Yes, look at KVM2116P as the closest replacement. Our latest firmware brought TLS 1.2 and because it is our current model, we will be continuing to make enhancements. I think our next release will remove RC4 ciphers (I can't recall if it was done in the TLS 1.2 release but I don't think so) and also make the default SSL cert SHA-2 (but you can use OpenSSL with these to make whatever type of cert you want anyway) and we will continue to make any other security updates on this model as needed.

The only problem is that the KVM2116P does not support the server modules/dongles or cascaded analog KVMs that AP5610 does.

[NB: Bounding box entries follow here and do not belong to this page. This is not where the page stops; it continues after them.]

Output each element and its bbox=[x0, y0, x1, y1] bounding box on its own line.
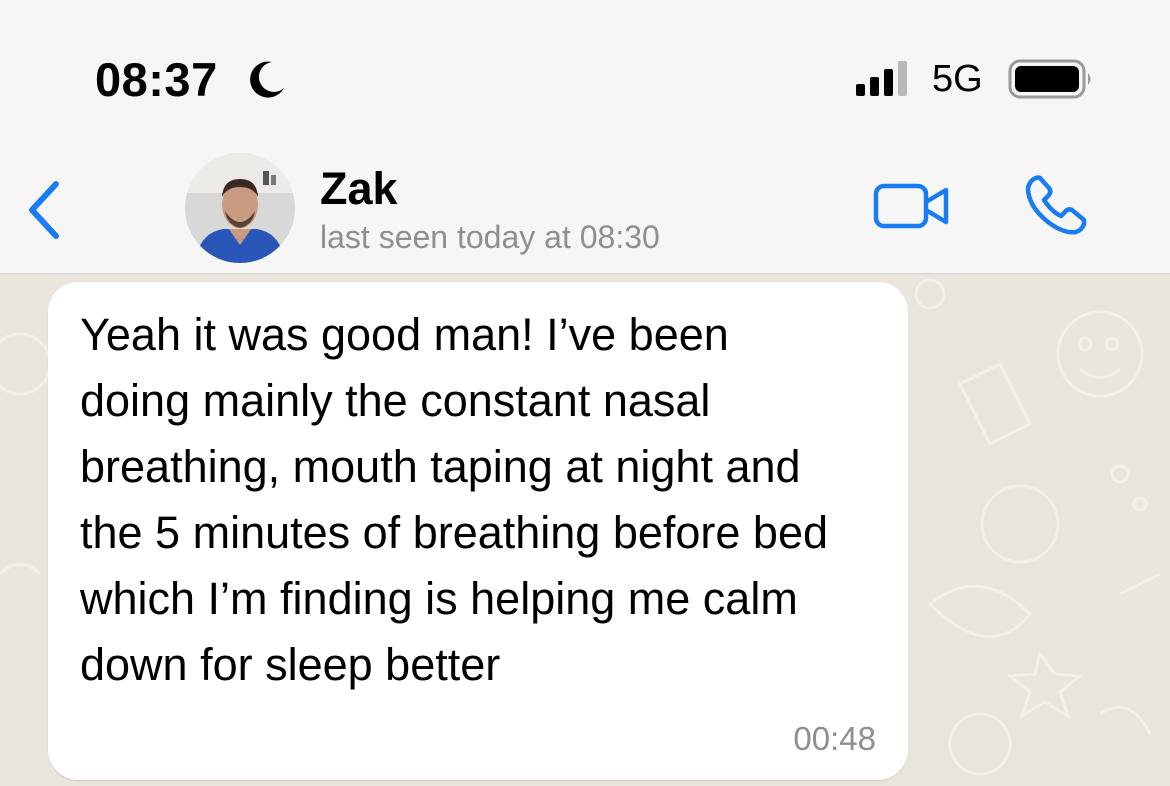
battery-icon bbox=[1008, 59, 1091, 99]
chat-area[interactable]: Yeah it was good man! I’ve been doing ma… bbox=[0, 274, 1170, 786]
moon-icon bbox=[250, 61, 284, 98]
avatar[interactable] bbox=[185, 153, 295, 263]
status-bar: 08:37 5G bbox=[0, 0, 1170, 150]
message-timestamp: 00:48 bbox=[793, 720, 876, 757]
avatar-image bbox=[185, 153, 295, 263]
status-time: 08:37 bbox=[95, 53, 218, 106]
chat-header: Zak last seen today at 08:30 bbox=[0, 150, 1170, 274]
video-camera-icon[interactable] bbox=[872, 178, 952, 234]
chevron-left-icon[interactable] bbox=[20, 178, 70, 242]
last-seen-status: last seen today at 08:30 bbox=[320, 219, 660, 255]
contact-name[interactable]: Zak bbox=[320, 163, 398, 215]
network-type: 5G bbox=[932, 58, 983, 100]
message-text: Yeah it was good man! I’ve been doing ma… bbox=[80, 309, 829, 690]
phone-icon[interactable] bbox=[1022, 172, 1088, 238]
cellular-signal-icon bbox=[856, 61, 907, 96]
incoming-message-bubble[interactable]: Yeah it was good man! I’ve been doing ma… bbox=[48, 282, 908, 780]
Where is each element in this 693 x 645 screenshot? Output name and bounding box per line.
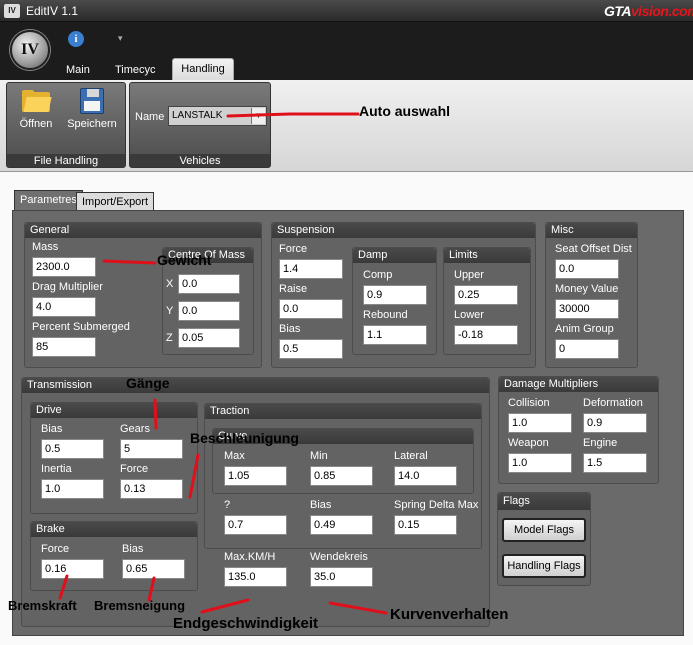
annotation-stroke-gewicht — [102, 259, 157, 265]
annotation-stroke-gaenge — [153, 398, 158, 430]
annotation-stroke-bremskraft — [58, 574, 69, 600]
annotation-strokes — [58, 112, 388, 615]
annotation-beschleunigung: Beschleunigung — [190, 430, 299, 446]
annotation-gewicht: Gewicht — [157, 252, 212, 268]
annotation-endgeschwindigkeit: Endgeschwindigkeit — [173, 615, 319, 632]
annotation-auto-auswahl: Auto auswahl — [359, 103, 451, 119]
annotation-bremsneigung: Bremsneigung — [94, 598, 186, 613]
annotation-stroke-endgeschwindigkeit — [200, 598, 250, 614]
annotation-stroke-kurvenverhalten — [328, 601, 388, 615]
annotation-stroke-bremsneigung — [147, 576, 156, 602]
annotation-gaenge: Gänge — [126, 375, 170, 391]
annotation-stroke-auto — [226, 112, 360, 118]
annotation-stroke-beschleunigung — [188, 453, 200, 499]
annotation-bremskraft: Bremskraft — [8, 598, 77, 613]
annotation-kurvenverhalten: Kurvenverhalten — [390, 606, 509, 623]
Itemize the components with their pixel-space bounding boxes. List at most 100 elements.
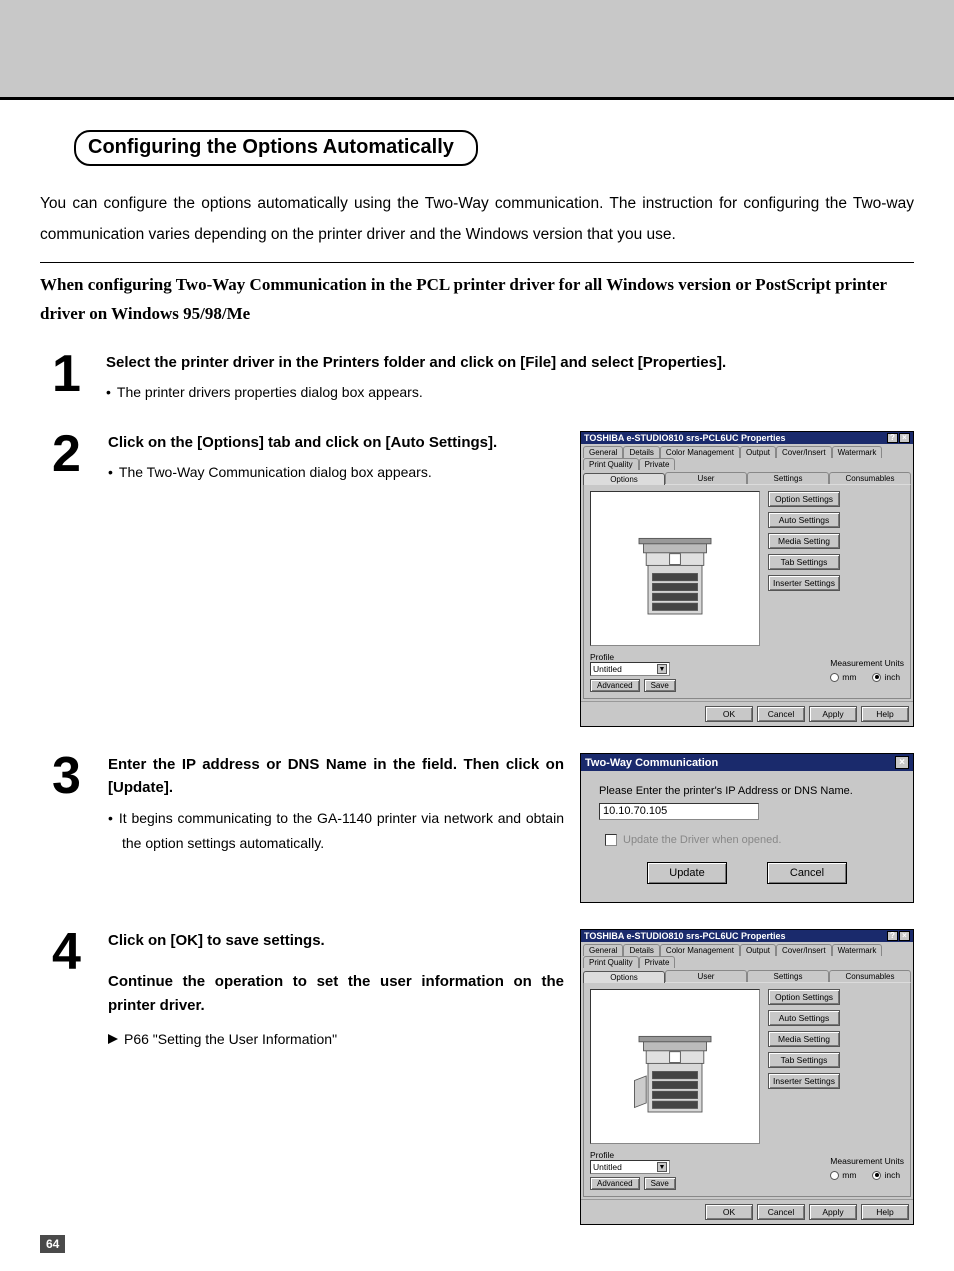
tab-consumables[interactable]: Consumables xyxy=(829,970,911,982)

They are a completely different family and unfortunately there is no backwards/forwards compatibility with one minor exception of the Rack PDU cables - AP5641. That is a shared cable between the two. If you upgrade the KVM, then you'd need to upgrade any of the server modules/dongles unfortunately.

Let me know if you have any other questions.

See Answer In Context

BillP · ‎2021-06-27

Hi Angela,

I was able to console into the KVM, but I did not see any relevant settings. I checked under Network and Security Configuration.

If we need to replace this model, do you know what new models would support these settings and ideally TLS v1.2?